-   Name: SmallCon
-   Date: December 11, 2024
-   Focus: Small Language Models (SLM)
-   Format: In-person


# 👥 Session Details

-   Time: 14:01
-   Type: Panel
-   Speaker(s):
    -   Dev Rishi, CEO and Co-founder, Predibase
    -   Margaret, Head of Product, Mistral AI
    -   Pablo, Distinguished Scientist and Research Manager, NVIDIA
    -   Luna, Lead of the Small Language Model team, Hugging Face
    -   Diego, Head of Generative AI Partnerships, Meta
-   Session Goal: Discuss the future of generative AI, focusing on the training and serving of small language models.
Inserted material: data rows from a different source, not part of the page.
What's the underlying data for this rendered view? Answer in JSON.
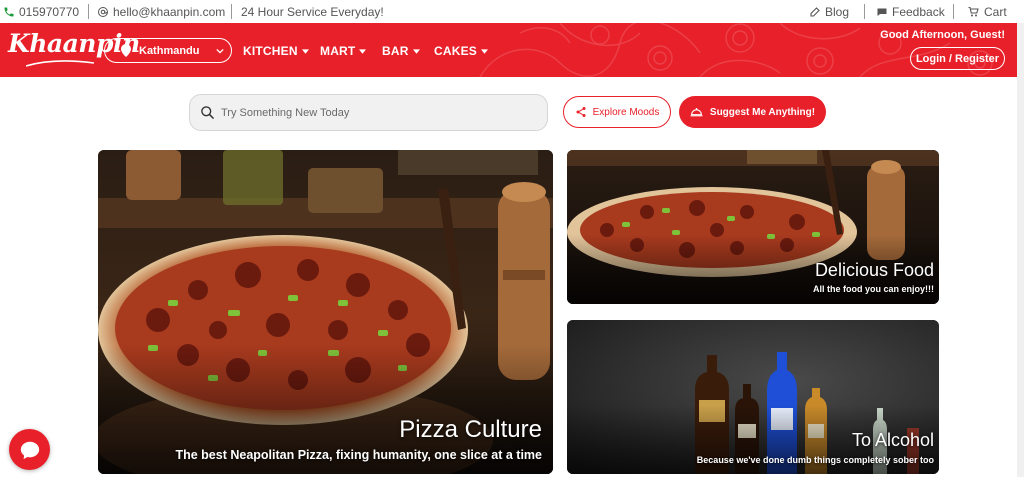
{
  "topbar": {
    "phone": "015970770",
    "email": "hello@khaanpin.com",
    "service": "24 Hour Service Everyday!",
    "blog": "Blog",
    "feedback": "Feedback",
    "cart": "Cart"
  },
  "nav": {
    "logo": "Khaanpin",
    "location": "Kathmandu",
    "menu": [
      {
        "label": "KITCHEN"
      },
      {
        "label": "MART"
      },
      {
        "label": "BAR"
      },
      {
        "label": "CAKES"
      }
    ],
    "greeting": "Good Afternoon, Guest!",
    "login": "Login / Register"
  },
  "search": {
    "placeholder": "Try Something New Today",
    "explore": "Explore Moods",
    "suggest": "Suggest Me Anything!"
  },
  "cards": [
    {
      "title": "Pizza Culture",
      "subtitle": "The best Neapolitan Pizza, fixing humanity, one slice at a time"
    },
    {
      "title": "Delicious Food",
      "subtitle": "All the food you can enjoy!!!"
    },
    {
      "title": "To Alcohol",
      "subtitle": "Because we've done dumb things completely sober too"
    }
  ],
  "colors": {
    "brand": "#e8202a",
    "icons": [
      "phone-icon",
      "mail-icon",
      "blog-icon",
      "feedback-icon",
      "cart-icon",
      "location-pin-icon",
      "chevron-down-icon",
      "search-icon",
      "share-icon",
      "cloche-icon",
      "chat-icon"
    ]
  }
}
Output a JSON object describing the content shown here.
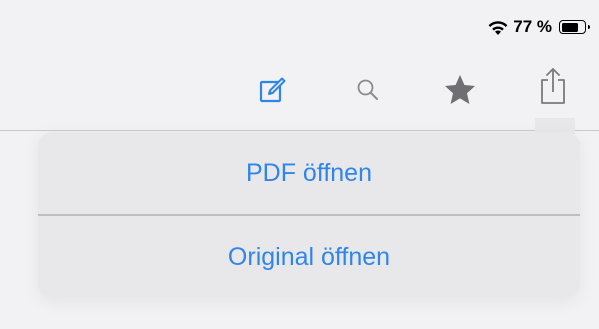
{
  "status_bar": {
    "wifi_icon": "wifi-icon",
    "battery_percent_text": "77 %",
    "battery_level": 0.77
  },
  "toolbar": {
    "buttons": [
      {
        "icon": "edit-icon",
        "color": "#2f86e8"
      },
      {
        "icon": "search-icon",
        "color": "#8a8a8f"
      },
      {
        "icon": "star-icon",
        "color": "#6f6f73"
      },
      {
        "icon": "share-icon",
        "color": "#7a7a7f"
      }
    ]
  },
  "menu": {
    "items": [
      {
        "label": "PDF öffnen"
      },
      {
        "label": "Original öffnen"
      }
    ],
    "accent_color": "#2f86e8"
  }
}
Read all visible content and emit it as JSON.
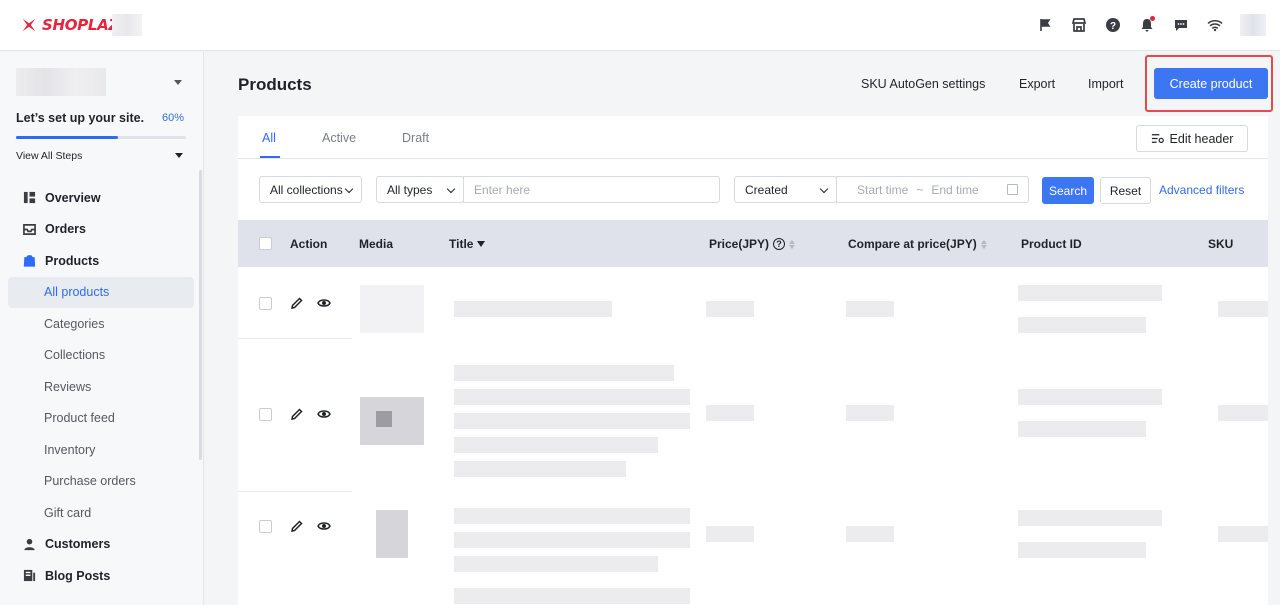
{
  "topbar": {
    "brand": "SHOPLAZZA",
    "icons": [
      "flag-icon",
      "store-icon",
      "help-icon",
      "bell-icon",
      "message-icon",
      "wifi-icon"
    ]
  },
  "sidebar": {
    "setup": {
      "title": "Let’s set up your site.",
      "percent_label": "60%",
      "progress": 0.6,
      "steps_label": "View All Steps"
    },
    "items": [
      {
        "label": "Overview",
        "icon": "overview-icon"
      },
      {
        "label": "Orders",
        "icon": "orders-icon"
      },
      {
        "label": "Products",
        "icon": "products-icon"
      }
    ],
    "product_subitems": [
      "All products",
      "Categories",
      "Collections",
      "Reviews",
      "Product feed",
      "Inventory",
      "Purchase orders",
      "Gift card"
    ],
    "items_after": [
      {
        "label": "Customers",
        "icon": "customers-icon"
      },
      {
        "label": "Blog Posts",
        "icon": "blog-icon"
      }
    ]
  },
  "header": {
    "title": "Products",
    "sku_settings": "SKU AutoGen settings",
    "export": "Export",
    "import": "Import",
    "create": "Create product"
  },
  "tabs": [
    "All",
    "Active",
    "Draft"
  ],
  "edit_header": "Edit header",
  "filters": {
    "collection": "All collections",
    "type": "All types",
    "search_placeholder": "Enter here",
    "date_field": "Created",
    "start_placeholder": "Start time",
    "date_sep": "~",
    "end_placeholder": "End time",
    "search_button": "Search",
    "reset_button": "Reset",
    "advanced": "Advanced filters"
  },
  "table": {
    "columns": [
      "Action",
      "Media",
      "Title",
      "Price(JPY)",
      "Compare at price(JPY)",
      "Product ID",
      "SKU"
    ],
    "help_glyph": "?"
  },
  "colors": {
    "accent": "#3c76f2",
    "brand": "#e8233a",
    "highlight": "#e84a4a"
  }
}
# 💡 Key Technical Insights

Definition and Characteristics:

-   Small language models can run on laptops and mobile phones with low latency
-   Typically less than 3-4 billion parameters
-   Optimized through quantization and compression techniques
-   Best suited for tasks not requiring extensive world knowledge:
    -   Rephrasing
    -   Summarization
    -   Dialogue generation

Implementation Strategies:

-   Hybrid approaches combining small and large models
-   Small models for simpler tasks
-   Large models for complex queries
-   Fine-tuning on synthetic data from larger models
-   Focus on agentic workflows for task automation


# 🤖 Technical Announcements

Hamba Language Model:

-   Specifications:
    -   1.5 billion parameters
    -   MMLU score: 50
-   Use Cases:
    -   On-device deployment
    -   Rephrasing
    -   Summarization
    -   Dialogue generation


# 📈 Industry Trends

Technology Shifts:

-   Movement toward efficient, device-deployable models
-   Growing focus on agentic workflows and automation
-   Heavy investment in open-source model development
-   Expected acceleration of adoption across industries

Future Outlook (2025):

-   Significant advancements in generative AI
-   More sophisticated agentic workflows
-   Better reasoning engines
-   Deeper understanding of workflow construction

The panel established foundational definitions for small language models while highlighting the industry's shift toward more efficient, task-specific implementations. The discussion emphasized the complementary role of small and large models in creating effective AI systems.